A graph definition: nodes (operators), inputs, outputs, intermediate tensors. The weights as initialiser tensors. The opset version (which version of the operator spec). Optional metadata: model name, producer, version, doc string. The file is one .onnx Protobuf, typically tens of megabytes to a few gigabytes depending on the model. Visualisers like Netron render the graph; the metadata-extractor tool surfaces the high-level facts without rendering.

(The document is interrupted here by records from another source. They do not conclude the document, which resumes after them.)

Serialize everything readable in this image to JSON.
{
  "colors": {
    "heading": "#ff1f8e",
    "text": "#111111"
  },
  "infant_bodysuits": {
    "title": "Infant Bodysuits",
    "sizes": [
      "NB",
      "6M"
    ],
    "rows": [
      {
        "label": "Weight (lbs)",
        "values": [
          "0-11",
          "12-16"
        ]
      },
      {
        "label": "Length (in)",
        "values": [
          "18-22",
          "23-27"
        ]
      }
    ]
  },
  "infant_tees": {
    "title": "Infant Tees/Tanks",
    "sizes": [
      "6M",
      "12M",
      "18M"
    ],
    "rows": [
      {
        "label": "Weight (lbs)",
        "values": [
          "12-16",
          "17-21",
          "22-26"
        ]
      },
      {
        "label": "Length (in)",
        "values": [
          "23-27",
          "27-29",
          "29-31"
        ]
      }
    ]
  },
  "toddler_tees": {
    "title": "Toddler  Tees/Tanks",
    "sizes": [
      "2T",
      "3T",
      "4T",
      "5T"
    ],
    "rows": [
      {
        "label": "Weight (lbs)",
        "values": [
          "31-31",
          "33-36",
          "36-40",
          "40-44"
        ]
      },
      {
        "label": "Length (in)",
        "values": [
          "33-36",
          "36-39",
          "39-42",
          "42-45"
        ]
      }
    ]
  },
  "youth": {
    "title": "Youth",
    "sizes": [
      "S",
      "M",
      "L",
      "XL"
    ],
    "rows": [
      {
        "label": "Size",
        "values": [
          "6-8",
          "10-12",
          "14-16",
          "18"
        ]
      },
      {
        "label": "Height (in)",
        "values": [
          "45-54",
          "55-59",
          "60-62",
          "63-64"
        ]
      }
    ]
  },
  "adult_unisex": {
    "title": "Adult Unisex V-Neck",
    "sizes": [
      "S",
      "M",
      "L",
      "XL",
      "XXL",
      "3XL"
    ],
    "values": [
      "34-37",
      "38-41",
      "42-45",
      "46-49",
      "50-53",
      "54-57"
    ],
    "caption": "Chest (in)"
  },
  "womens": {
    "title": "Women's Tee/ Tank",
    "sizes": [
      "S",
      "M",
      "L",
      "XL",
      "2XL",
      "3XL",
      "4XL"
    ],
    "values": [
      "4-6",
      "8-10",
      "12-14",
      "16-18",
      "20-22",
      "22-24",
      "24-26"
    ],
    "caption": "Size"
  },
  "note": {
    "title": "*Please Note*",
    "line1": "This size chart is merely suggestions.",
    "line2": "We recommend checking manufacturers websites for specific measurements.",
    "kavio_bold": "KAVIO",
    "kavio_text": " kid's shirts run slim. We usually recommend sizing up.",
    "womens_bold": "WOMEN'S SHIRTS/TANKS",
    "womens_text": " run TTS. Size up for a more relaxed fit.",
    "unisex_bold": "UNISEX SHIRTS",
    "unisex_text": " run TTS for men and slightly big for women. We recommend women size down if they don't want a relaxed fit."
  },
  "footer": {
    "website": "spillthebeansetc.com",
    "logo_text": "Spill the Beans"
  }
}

The metadata worth reading.
producer_name + producer_version — what exported it (PyTorch 2.1, tf2onnx 1.15, etc.). opset_import — operator version, which decides what runtime can read it. graph.input — list of input tensors with shapes (often with dynamic batch dimensions). graph.output— output shapes. Total parameter count and approximate FLOPs derived from the graph. Before deploying a third-party model, this metadata is what tells you it'll fit your runtime.
Opset versions matter.
The ONNX spec evolves; opset versions add operators or change behaviour. A model exported with opset 18 won't load on a runtime that only supports up to opset 13 — the runtime doesn't know the new operators. The fix is either upgrading the runtime or re-exporting the model with a lower opset. The exporter's compatibility flag (opset_version=13) is the easy lever; some operators just don't exist in older opsets.
A worked inspection.
Download a third-party detection model: yolov8n.onnx, 12 MB. Metadata inspection: producer ultralytics 8.2, opset 17, input shape [1, 3, 640, 640] (NCHW format), output shape [1, 84, 8400]. ~3 million parameters. The opset tells you ONNX Runtime ≥ 1.14 is required; the input shape tells you images need 640×640 preprocessing in CHW layout; the output shape tells you 8400 anchor boxes, each with 84 features (4 bbox + 80 class scores). Three numbers; whole deployment story.
YOLOv8n.onnx
12 MB, opset 17
Inspect before deploying.
input [1,3,640,640] ; output [1,84,8400]
= ORT ≥ 1.14 needed
Quantisation and pruning.
ONNX supports quantised models: weights stored as int8 instead of float32, 4× smaller and usually faster. Static quantisation needs calibration data; dynamic quantisation needs nothing but trades a bit more accuracy. The metadata tool shows the operator types — Conv vs QLinearConv, MatMul vs MatMulInteger — so you know whether a downloaded model is quantised before you wonder why it's so fast. Pruning shows up as zeroed weights; ONNX doesn't drop them automatically.